Poi tocca a Draghi. Inizia la consueta conferenza stampa cauto, pesando le parole, come al solito. Dice: “We discussed broadly all sorts of measures. We certainly discussed various options of QE, and more work is needed…”. Molta importanza viene poi data al ribasso del petrolio, che può però avere effetti indesiderati, dal punto di vista della BCE, solo se impatta negativamente sulle dinamiche salariali (in quanto tempo?). E’ evidente che Draghi si aspetti che l’inflazione scenda ancora… così dice “we won’t tolerate prolonged deviations from price stability“… rafforzando il concetto con l’aggiunta che un tale prolungamento “tantamount to an unwanted tightening of monetary policy“. Ma nessuna riferimento preciso ai titoli di Stato. Le domande dei giornalisti però vertono quasi solo più sulla quella questione… così … dobbiamo valutare gli effetti di quanto già fatto, serve tempo… “also time to be prepared to further action if needed“… il solito “se necessario”… Interviene Constậncio (che ai giornali in precedenza aveva parlato di QE con titoli statali) che precisa: “I didn’t describe any decision that had been taken, of course. I just expressed my view, as is normal in our individual speeches. Also, another dimension of your question was that other countries adopted a policy of buying the safest asset. Well, they just had one, because they bought their own sovereign, and then that was not the same type of problem that you’re alluding to in a context of a monetary union that has many states and different types of debts. Also, you must also recall that we have a very clear policy on what regards what are eligible sovereign bonds for our collateral, and that provides a criteria about the safety to our balance sheet, but, as the President just said, these are all questions open and still for discussion. We have not taken any decision, and I didn’t allude to any decision that has been taken”. Punto. Ma Draghi ha un suo progetto e probabilmente non è molto soddisfatto del risultato raggiunto e contenuto nel comunicato finale… Così, alla fine della conferenza qualche cosa in più il Governatore sente la necessità di aggiungerla… “Evidently we are convinced that a QE programme which could include sovereign bonds falls within our mandate, or better, is an eligible instrument that we could use in the pursuit of our mandate. Not to pursue our mandate would be illegal“. Non era mai stato così esplicito. Ecco il mezzo bicchiere pieno fornito ai mercati…
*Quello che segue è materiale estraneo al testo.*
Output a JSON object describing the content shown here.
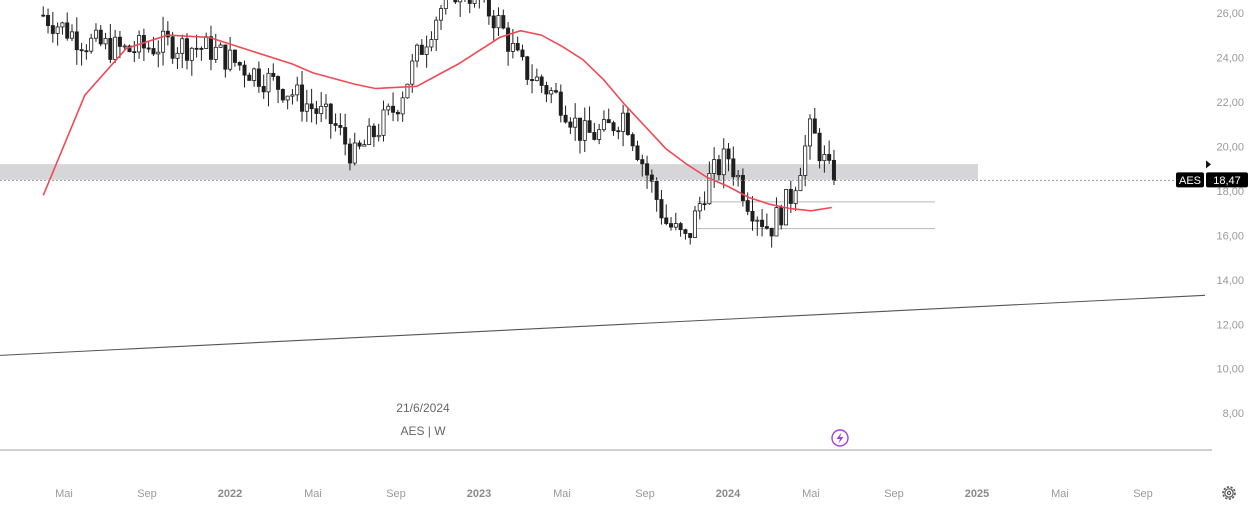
{
  "chart_data": {
    "type": "candlestick",
    "symbol": "AES",
    "interval": "W",
    "date_label": "21/6/2024",
    "info_label": "AES | W",
    "last_price": "18,47",
    "last_price_value": 18.47,
    "y_ticks": [
      "26,00",
      "24,00",
      "22,00",
      "20,00",
      "18,00",
      "16,00",
      "14,00",
      "12,00",
      "10,00",
      "8,00"
    ],
    "y_tick_values": [
      26,
      24,
      22,
      20,
      18,
      16,
      14,
      12,
      10,
      8
    ],
    "ylim": [
      7.2,
      26.4
    ],
    "x_ticks": [
      {
        "label": "Mai",
        "year": false
      },
      {
        "label": "Sep",
        "year": false
      },
      {
        "label": "2022",
        "year": true
      },
      {
        "label": "Mai",
        "year": false
      },
      {
        "label": "Sep",
        "year": false
      },
      {
        "label": "2023",
        "year": true
      },
      {
        "label": "Mai",
        "year": false
      },
      {
        "label": "Sep",
        "year": false
      },
      {
        "label": "2024",
        "year": true
      },
      {
        "label": "Mai",
        "year": false
      },
      {
        "label": "Sep",
        "year": false
      },
      {
        "label": "2025",
        "year": true
      },
      {
        "label": "Mai",
        "year": false
      },
      {
        "label": "Sep",
        "year": false
      }
    ],
    "anchor_prices": [
      [
        "2021-04",
        25.9
      ],
      [
        "2021-06",
        24.7
      ],
      [
        "2021-08",
        24.3
      ],
      [
        "2021-10",
        24.6
      ],
      [
        "2021-12",
        24.4
      ],
      [
        "2022-02",
        23.4
      ],
      [
        "2022-04",
        22.4
      ],
      [
        "2022-06",
        21.0
      ],
      [
        "2022-07",
        19.5
      ],
      [
        "2022-09",
        21.8
      ],
      [
        "2022-10",
        24.0
      ],
      [
        "2022-11",
        26.0
      ],
      [
        "2022-12",
        27.2
      ],
      [
        "2023-01",
        26.6
      ],
      [
        "2023-02",
        25.5
      ],
      [
        "2023-03",
        23.6
      ],
      [
        "2023-04",
        22.8
      ],
      [
        "2023-05",
        22.0
      ],
      [
        "2023-06",
        20.5
      ],
      [
        "2023-07",
        20.6
      ],
      [
        "2023-08",
        21.5
      ],
      [
        "2023-09",
        19.0
      ],
      [
        "2023-10",
        16.6
      ],
      [
        "2023-11",
        15.7
      ],
      [
        "2023-12",
        18.4
      ],
      [
        "2024-01",
        19.6
      ],
      [
        "2024-02",
        17.5
      ],
      [
        "2024-03",
        16.3
      ],
      [
        "2024-04",
        17.7
      ],
      [
        "2024-05",
        20.8
      ],
      [
        "2024-06",
        18.47
      ]
    ],
    "moving_average": {
      "color": "#f04a55",
      "points": [
        [
          "2021-04",
          17.8
        ],
        [
          "2021-06",
          22.3
        ],
        [
          "2021-08",
          24.4
        ],
        [
          "2021-10",
          25.0
        ],
        [
          "2021-12",
          24.9
        ],
        [
          "2022-02",
          24.3
        ],
        [
          "2022-04",
          23.7
        ],
        [
          "2022-05",
          23.3
        ],
        [
          "2022-07",
          22.8
        ],
        [
          "2022-08",
          22.6
        ],
        [
          "2022-10",
          22.7
        ],
        [
          "2022-12",
          23.7
        ],
        [
          "2023-02",
          24.9
        ],
        [
          "2023-03",
          25.2
        ],
        [
          "2023-04",
          25.0
        ],
        [
          "2023-05",
          24.5
        ],
        [
          "2023-06",
          23.9
        ],
        [
          "2023-07",
          23.0
        ],
        [
          "2023-08",
          21.9
        ],
        [
          "2023-09",
          20.9
        ],
        [
          "2023-10",
          19.9
        ],
        [
          "2023-11",
          19.2
        ],
        [
          "2023-12",
          18.6
        ],
        [
          "2024-01",
          18.2
        ],
        [
          "2024-02",
          17.7
        ],
        [
          "2024-03",
          17.4
        ],
        [
          "2024-04",
          17.2
        ],
        [
          "2024-05",
          17.1
        ],
        [
          "2024-06",
          17.25
        ]
      ]
    },
    "support_zone": {
      "low": 18.5,
      "high": 19.2,
      "start": "2021-03",
      "end": "2024-11"
    },
    "horizontal_lines": [
      {
        "value": 17.5,
        "start": "2023-12",
        "end": "2024-11"
      },
      {
        "value": 16.3,
        "start": "2023-12",
        "end": "2024-11"
      }
    ],
    "trend_line": {
      "start": [
        "2021-03",
        10.6
      ],
      "end": [
        "2025-11",
        13.3
      ]
    },
    "colors": {
      "candle": "#1f1f1f",
      "zone": "#d6d6d8",
      "price_line": "#9a9a9a",
      "axis_line": "#b3b3b3",
      "label_bg": "#000000",
      "label_text": "#ffffff",
      "ma": "#f04a55",
      "event": "#a43fd8"
    },
    "icons": {
      "event_marker": "lightning-icon",
      "settings": "gear-icon"
    }
  }
}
Reazioni? I mercati hanno subito reagito male perché pensavo che Draghi avesse più “fretta” e che avesse dietro di sé l’unanimità. I mercati hanno poi recuperato quanto perduto perché è piaciuto l’accelerazione finale della conference di Draghi. Si sentono già in tasca la liquidità promessa… Siamo quindi passati da un’esagerazione all’altra. Di fatto molto dipenderà da quanto accadrà da qui alla prossima decisione della BCE.
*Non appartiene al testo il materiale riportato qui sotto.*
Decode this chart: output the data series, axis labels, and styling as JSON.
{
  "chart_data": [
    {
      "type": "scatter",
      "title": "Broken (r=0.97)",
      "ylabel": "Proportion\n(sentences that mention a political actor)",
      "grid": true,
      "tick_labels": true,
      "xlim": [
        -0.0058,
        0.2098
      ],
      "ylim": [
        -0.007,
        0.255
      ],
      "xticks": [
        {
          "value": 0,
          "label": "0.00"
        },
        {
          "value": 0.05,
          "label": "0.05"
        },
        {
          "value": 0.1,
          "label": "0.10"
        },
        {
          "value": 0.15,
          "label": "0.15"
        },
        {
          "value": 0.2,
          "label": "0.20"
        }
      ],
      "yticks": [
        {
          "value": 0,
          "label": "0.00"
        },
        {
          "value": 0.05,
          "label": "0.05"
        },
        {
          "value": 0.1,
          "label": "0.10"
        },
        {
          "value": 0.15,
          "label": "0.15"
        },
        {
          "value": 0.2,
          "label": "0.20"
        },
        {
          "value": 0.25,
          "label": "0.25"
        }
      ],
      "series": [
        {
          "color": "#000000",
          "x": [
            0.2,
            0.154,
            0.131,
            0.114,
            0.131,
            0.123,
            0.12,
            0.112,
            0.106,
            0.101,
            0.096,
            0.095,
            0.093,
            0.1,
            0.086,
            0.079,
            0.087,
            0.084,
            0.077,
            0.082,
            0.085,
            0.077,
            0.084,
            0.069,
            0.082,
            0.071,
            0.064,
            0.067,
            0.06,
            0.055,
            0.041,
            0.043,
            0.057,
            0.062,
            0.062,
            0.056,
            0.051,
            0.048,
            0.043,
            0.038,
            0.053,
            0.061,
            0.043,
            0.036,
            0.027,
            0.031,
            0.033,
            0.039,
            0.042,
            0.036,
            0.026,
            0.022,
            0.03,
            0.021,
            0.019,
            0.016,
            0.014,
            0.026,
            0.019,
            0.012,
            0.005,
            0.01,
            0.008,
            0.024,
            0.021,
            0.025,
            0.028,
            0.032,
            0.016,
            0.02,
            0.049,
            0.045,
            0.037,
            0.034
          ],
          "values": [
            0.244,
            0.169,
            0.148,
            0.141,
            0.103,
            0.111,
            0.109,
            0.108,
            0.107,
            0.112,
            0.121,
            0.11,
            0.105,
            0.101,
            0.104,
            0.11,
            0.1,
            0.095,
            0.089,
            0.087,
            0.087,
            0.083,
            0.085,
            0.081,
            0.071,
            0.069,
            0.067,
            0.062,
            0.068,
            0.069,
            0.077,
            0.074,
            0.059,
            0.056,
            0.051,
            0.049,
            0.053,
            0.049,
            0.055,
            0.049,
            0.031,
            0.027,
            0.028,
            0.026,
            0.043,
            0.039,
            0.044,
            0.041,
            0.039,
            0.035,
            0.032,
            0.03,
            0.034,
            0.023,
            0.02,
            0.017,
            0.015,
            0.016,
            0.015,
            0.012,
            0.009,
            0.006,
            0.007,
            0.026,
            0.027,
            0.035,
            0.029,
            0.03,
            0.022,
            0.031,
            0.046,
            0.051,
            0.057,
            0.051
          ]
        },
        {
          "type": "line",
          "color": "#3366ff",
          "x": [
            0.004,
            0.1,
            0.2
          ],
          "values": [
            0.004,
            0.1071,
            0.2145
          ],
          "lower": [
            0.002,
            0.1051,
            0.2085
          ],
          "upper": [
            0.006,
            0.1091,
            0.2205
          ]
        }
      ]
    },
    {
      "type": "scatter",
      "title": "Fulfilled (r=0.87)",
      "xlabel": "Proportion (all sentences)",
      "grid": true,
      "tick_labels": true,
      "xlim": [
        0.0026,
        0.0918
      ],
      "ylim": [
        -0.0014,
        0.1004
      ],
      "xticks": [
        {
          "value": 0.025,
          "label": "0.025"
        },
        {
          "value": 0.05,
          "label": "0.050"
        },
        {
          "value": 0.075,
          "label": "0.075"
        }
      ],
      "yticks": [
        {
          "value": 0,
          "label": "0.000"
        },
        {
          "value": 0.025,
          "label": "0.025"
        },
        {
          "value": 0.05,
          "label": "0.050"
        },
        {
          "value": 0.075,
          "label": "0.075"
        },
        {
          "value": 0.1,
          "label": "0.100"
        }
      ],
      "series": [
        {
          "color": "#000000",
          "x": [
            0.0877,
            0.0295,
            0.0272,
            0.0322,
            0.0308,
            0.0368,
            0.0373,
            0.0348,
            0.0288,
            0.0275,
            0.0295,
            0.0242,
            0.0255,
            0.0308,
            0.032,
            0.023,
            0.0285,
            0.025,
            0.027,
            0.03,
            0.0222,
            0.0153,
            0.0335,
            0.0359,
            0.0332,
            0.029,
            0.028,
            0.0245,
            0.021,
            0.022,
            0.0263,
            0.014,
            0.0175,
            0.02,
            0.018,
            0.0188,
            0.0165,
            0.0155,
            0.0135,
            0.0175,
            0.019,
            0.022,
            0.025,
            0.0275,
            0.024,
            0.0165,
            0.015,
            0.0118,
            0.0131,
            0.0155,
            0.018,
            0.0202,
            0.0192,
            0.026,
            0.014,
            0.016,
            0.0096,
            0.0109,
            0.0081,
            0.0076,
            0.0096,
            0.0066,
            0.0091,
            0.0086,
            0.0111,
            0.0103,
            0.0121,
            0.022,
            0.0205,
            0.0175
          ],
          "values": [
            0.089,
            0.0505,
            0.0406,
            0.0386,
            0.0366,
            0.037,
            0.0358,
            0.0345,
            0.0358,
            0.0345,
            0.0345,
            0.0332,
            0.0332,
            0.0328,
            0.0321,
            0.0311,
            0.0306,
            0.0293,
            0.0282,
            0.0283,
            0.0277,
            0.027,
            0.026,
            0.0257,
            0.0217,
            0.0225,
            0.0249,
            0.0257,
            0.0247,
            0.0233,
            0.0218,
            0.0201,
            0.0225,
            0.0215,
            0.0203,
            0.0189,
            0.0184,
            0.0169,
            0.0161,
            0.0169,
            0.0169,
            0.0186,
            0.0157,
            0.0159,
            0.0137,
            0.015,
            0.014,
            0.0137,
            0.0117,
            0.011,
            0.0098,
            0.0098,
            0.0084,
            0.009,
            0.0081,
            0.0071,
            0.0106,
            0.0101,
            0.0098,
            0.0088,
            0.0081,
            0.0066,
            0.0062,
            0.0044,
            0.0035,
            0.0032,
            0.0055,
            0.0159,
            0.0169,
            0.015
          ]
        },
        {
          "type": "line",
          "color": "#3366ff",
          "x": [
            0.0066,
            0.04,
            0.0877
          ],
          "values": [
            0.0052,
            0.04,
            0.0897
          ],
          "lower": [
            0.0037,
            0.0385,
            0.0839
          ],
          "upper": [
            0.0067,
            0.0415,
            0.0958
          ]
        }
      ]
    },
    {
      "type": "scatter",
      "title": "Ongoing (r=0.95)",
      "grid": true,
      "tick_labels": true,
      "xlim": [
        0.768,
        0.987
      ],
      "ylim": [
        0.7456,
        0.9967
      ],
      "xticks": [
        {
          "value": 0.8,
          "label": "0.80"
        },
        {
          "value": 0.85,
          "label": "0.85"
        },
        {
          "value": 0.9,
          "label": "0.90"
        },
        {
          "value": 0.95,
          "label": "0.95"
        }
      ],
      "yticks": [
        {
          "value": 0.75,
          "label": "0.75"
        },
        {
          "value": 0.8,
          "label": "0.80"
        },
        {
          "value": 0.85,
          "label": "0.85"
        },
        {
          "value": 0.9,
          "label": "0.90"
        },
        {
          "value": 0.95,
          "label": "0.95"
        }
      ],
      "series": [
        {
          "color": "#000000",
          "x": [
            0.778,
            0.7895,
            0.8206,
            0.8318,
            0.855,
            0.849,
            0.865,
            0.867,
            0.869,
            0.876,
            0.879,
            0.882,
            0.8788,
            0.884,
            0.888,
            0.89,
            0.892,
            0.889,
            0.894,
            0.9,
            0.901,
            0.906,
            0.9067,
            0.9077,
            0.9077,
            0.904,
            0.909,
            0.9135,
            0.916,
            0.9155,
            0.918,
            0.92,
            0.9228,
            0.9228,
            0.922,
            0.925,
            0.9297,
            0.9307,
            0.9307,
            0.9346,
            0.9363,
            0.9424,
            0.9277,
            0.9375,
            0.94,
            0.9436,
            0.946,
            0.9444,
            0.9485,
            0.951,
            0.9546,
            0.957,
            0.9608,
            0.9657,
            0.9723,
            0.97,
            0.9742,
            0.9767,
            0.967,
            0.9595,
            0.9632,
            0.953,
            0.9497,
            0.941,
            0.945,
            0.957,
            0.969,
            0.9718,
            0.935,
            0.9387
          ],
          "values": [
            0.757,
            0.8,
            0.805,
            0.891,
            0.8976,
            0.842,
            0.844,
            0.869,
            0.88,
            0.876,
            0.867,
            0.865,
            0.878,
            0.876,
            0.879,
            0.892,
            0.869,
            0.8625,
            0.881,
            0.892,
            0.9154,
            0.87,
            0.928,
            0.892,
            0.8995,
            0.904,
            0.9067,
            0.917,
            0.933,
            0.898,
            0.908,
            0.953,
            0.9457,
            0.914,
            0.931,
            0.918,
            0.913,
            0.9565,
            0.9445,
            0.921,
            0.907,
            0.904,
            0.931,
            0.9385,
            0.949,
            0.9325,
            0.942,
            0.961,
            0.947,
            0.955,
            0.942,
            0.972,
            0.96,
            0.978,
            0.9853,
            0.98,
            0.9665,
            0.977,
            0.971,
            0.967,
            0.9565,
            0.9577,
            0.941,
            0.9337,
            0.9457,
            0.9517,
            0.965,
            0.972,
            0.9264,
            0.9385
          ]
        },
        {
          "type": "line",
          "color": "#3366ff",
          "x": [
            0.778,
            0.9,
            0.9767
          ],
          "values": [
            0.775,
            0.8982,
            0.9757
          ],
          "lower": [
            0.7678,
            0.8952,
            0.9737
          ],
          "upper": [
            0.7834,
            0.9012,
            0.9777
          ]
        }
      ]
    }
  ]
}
In seno alla BCE si è quindi discusso di molte ipotesi di strumenti utilizzabili per dar corpo all’intenzione espressa dalla BCE fra cui anche l’acquisto non sterilizzato di titoli di Stato. Secondo Draghi quest’ultimo tipo di acquisti è “legale” perché sarebbe attuato con l’intenzione di mantenere la stabilità dei prezzi (art.127 TFEU) e non quella di finanziare gli stati (vietato dall’art. 123 TFEU). Ma allora perché sono quattro anni che si dibatte sulla questione se la sua legalità è pacifica? Il problema, forse, è… questa operatività della BCE ridurrebbe la diligenza fiscale degli Stati, o potrebbe comunque essere intesa come tale? E’ una domanda non irrilevante in un contesto di eccesso di debiti. E’ chiaro che la valutazione di ciò si trasforma, o almeno in parte si fonde, con valutazioni di carattere politico. A livello “storico” siamo fermi a questo punto dal 2011… sembrava che il 2014 fosse l’anno buono…
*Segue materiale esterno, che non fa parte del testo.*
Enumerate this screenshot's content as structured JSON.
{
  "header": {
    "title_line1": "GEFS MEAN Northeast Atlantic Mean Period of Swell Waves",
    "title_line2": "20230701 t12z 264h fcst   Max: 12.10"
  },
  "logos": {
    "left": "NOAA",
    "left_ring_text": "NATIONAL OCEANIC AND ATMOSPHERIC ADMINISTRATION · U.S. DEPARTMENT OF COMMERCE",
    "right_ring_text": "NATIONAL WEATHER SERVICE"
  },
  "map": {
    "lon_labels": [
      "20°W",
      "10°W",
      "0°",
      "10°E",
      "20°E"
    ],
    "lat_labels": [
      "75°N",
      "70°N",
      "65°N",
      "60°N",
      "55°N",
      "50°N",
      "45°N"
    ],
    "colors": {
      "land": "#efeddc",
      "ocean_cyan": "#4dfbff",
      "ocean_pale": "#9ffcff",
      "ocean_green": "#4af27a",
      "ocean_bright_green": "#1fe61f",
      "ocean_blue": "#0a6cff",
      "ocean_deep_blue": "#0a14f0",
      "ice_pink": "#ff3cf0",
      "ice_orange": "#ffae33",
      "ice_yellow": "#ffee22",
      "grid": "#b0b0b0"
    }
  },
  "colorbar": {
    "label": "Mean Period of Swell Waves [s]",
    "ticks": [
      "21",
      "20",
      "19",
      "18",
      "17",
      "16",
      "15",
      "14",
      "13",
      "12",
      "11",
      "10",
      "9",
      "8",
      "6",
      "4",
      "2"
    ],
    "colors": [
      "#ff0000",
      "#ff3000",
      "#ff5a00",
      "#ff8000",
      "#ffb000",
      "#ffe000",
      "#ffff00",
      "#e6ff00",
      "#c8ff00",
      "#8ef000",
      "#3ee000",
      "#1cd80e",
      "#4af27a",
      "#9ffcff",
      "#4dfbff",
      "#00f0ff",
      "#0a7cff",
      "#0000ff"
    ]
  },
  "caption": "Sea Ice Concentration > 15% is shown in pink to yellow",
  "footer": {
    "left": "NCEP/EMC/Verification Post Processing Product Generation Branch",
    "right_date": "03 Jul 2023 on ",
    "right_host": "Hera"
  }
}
Un quantitative easing europeo sarebbe diverso da quello attuato dagli USA e dal Giappone in primis perché la Zona Euro non ha un debito comune sul quale gli Stati forniscono una garanzia comune, anzi i trattati prevedono proprio il contrario. Ma se la Banca Centrale comprasse una quantità significativa di titoli di Stato dei membri della Zona Euro indirettamente forse fornirebbe quella garanzia che i trattati non volevano assumersi perché non c’è molto dietro l’Unione Monetaria manca soprattutto la volontà di avere un debito comune.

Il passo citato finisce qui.